One BLM carbon capture project still under consideration would not use carbon dioxide from oil and gas drilling or industrial sites but would instead capture it directly from the atmosphere. Project Bison is planned by companies CarbonCapture Inc. and Frontier Carbon Solutions in Sweetwater County, in southwest Wyoming. Their plant would use electricity to power equipment that could capture an anticipated five million tons per year of CO2 from the atmosphere and store it underground, which would require about 2 gigawatts of energy every year.

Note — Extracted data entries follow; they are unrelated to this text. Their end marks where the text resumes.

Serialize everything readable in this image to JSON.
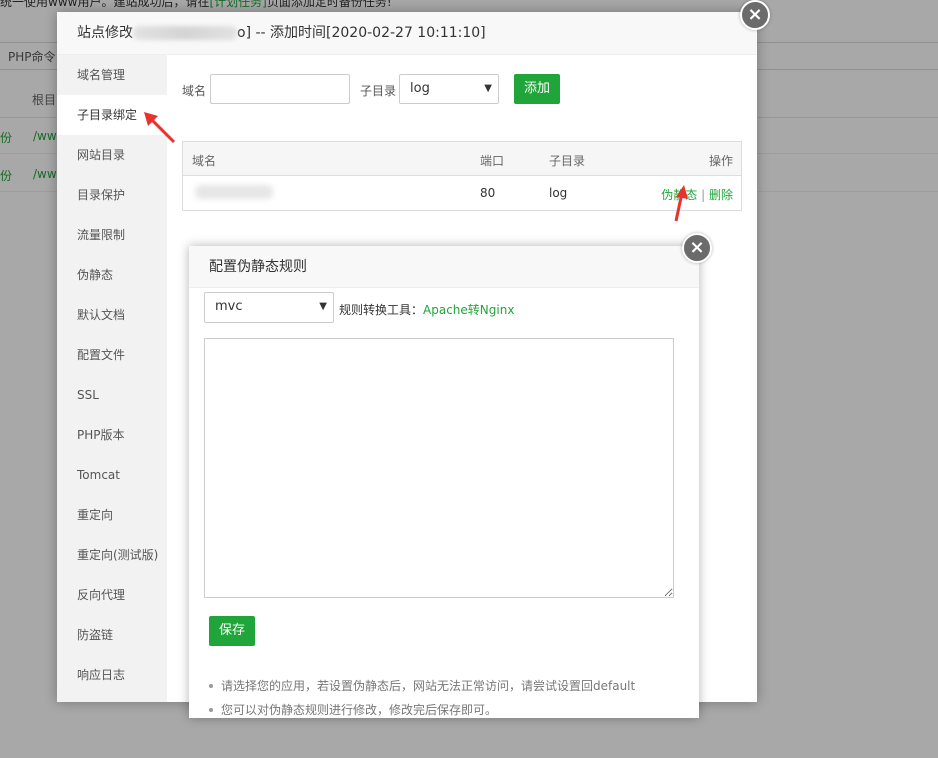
{
  "background": {
    "notice_prefix": "统一使用www用户。建站成功后，请在",
    "notice_link": "[计划任务]",
    "notice_suffix": "页面添加定时备份任务!",
    "tab_label": "PHP命令",
    "column_root": "根目",
    "rows": [
      {
        "col1": "份",
        "col2": "/ww"
      },
      {
        "col1": "份",
        "col2": "/ww"
      }
    ]
  },
  "site_modal": {
    "title_prefix": "站点修改",
    "title_suffix": "o] -- 添加时间[2020-02-27 10:11:10]",
    "close_glyph": "×",
    "sidebar": [
      {
        "label": "域名管理"
      },
      {
        "label": "子目录绑定"
      },
      {
        "label": "网站目录"
      },
      {
        "label": "目录保护"
      },
      {
        "label": "流量限制"
      },
      {
        "label": "伪静态"
      },
      {
        "label": "默认文档"
      },
      {
        "label": "配置文件"
      },
      {
        "label": "SSL"
      },
      {
        "label": "PHP版本"
      },
      {
        "label": "Tomcat"
      },
      {
        "label": "重定向"
      },
      {
        "label": "重定向(测试版)"
      },
      {
        "label": "反向代理"
      },
      {
        "label": "防盗链"
      },
      {
        "label": "响应日志"
      }
    ],
    "active_index": 1,
    "form": {
      "domain_label": "域名",
      "domain_value": "",
      "subdir_label": "子目录",
      "subdir_value": "log",
      "add_button": "添加"
    },
    "table": {
      "headers": {
        "domain": "域名",
        "port": "端口",
        "subdir": "子目录",
        "ops": "操作"
      },
      "rows": [
        {
          "port": "80",
          "subdir": "log",
          "op_rewrite": "伪静态",
          "op_sep": "|",
          "op_delete": "删除"
        }
      ]
    }
  },
  "rewrite_modal": {
    "title": "配置伪静态规则",
    "close_glyph": "×",
    "select_value": "mvc",
    "tool_label": "规则转换工具：",
    "tool_link": "Apache转Nginx",
    "textarea_value": "",
    "save_button": "保存",
    "tips": [
      "请选择您的应用，若设置伪静态后，网站无法正常访问，请尝试设置回default",
      "您可以对伪静态规则进行修改，修改完后保存即可。"
    ]
  },
  "colors": {
    "accent_green": "#20a53a",
    "arrow_red": "#e8322e"
  }
}
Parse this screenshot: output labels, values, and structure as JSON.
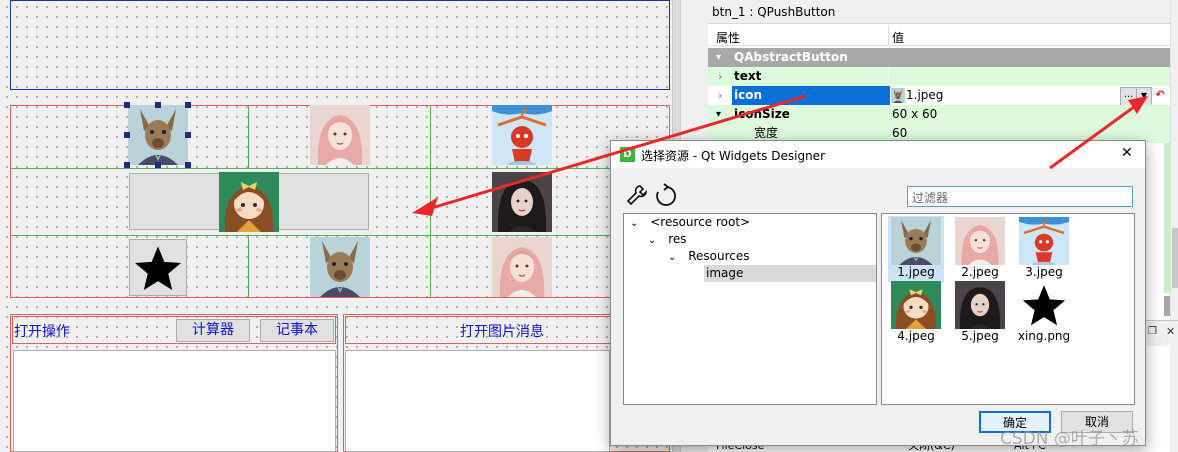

In March, Microsoft said it would purchase carbon credits from the company in support of the software giant’s climate goals.
However, the project, which was supposed to come online by late 2023, has faced delays, according to E&E News, which reported in June that the company was still figuring out how to power its plant and where to site it.
As for the Forest Service’s proposed rule, more than 300 people have submitted comments so far, many opposing the rule change. Several commenters pointed out that national forests and grasslands already sequester CO2 when trees and plants remove it from the atmosphere and store it in their tissues via photosynthesis.
“I am wondering if anyone has done a sanity check on this proposal?” one commenter wrote on Nov. 8. “Doesn’t the Forest Service exist to protect forests and to maintain their health, diversity, and productivity? Instead of opening up a high-tech boondoggle and refuge for charlatans, why not plant some more trees?”